GUERRE EN UKRAINE

La CIA s’inquiète du risque de revanche nucléaire de la part de Poutine

Belga

Alors qu’on apprenait hier soir que le navire Moskva, élément-clé des efforts russes pour établir une domination navale en mer Noire, endommagé mercredi par l’armée ukrainienne avait coulé, de fortes explosions ont été entendues la nuit dernière à Kherson, Kiev et aux alentours de la capitale ukrainienne, selon les médias locaux. Selon le chef de la CIA, William Burns, les revers militaires en Ukraine pourraient inciter Vladimir Poutine à recourir à une arme nucléaire tactique ou de faible puissance. Le désespoir du chef du Kremlin pourrait-il mener au pire?

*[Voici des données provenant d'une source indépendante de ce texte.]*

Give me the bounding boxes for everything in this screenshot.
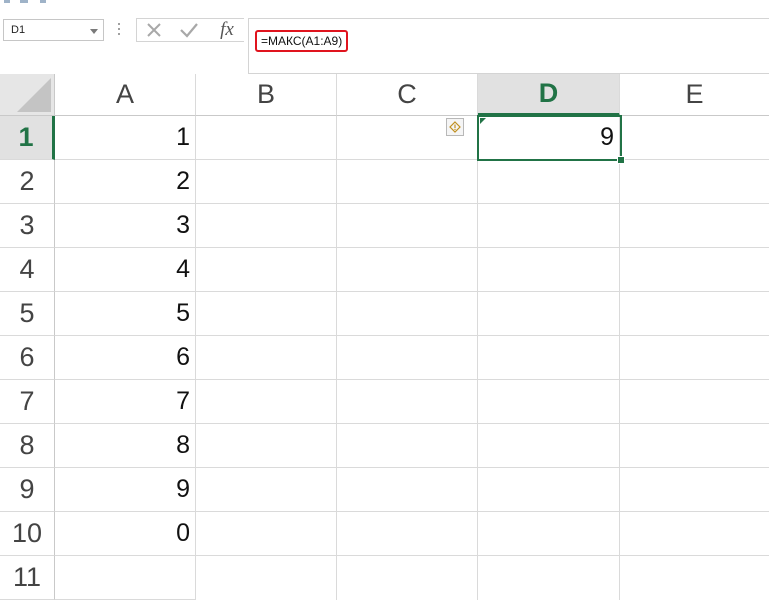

Dans la nuit de mercredi à jeudi, le ministère russe de la Défense a reconnu que le Moskva, ce navire lance-missiles de 186 mètres de long, avait été « gravement endommagé » par un incendie provoquant l’explosion de munitions à bord. L’équipage de plus de 500 hommes avait dû être évacué.
Pour le Pentagone, cibler et parvenir à faire couler le navire Moskva est un coup dur pour la flotte russe présente dans la région. Selon le porte-parole du Pentagone, John Kirby, cet incident aura « des conséquences sur les capacités de combat des Russes, car le navire était un élément-clé de leurs efforts pour établir une domination navale en mer Noire ».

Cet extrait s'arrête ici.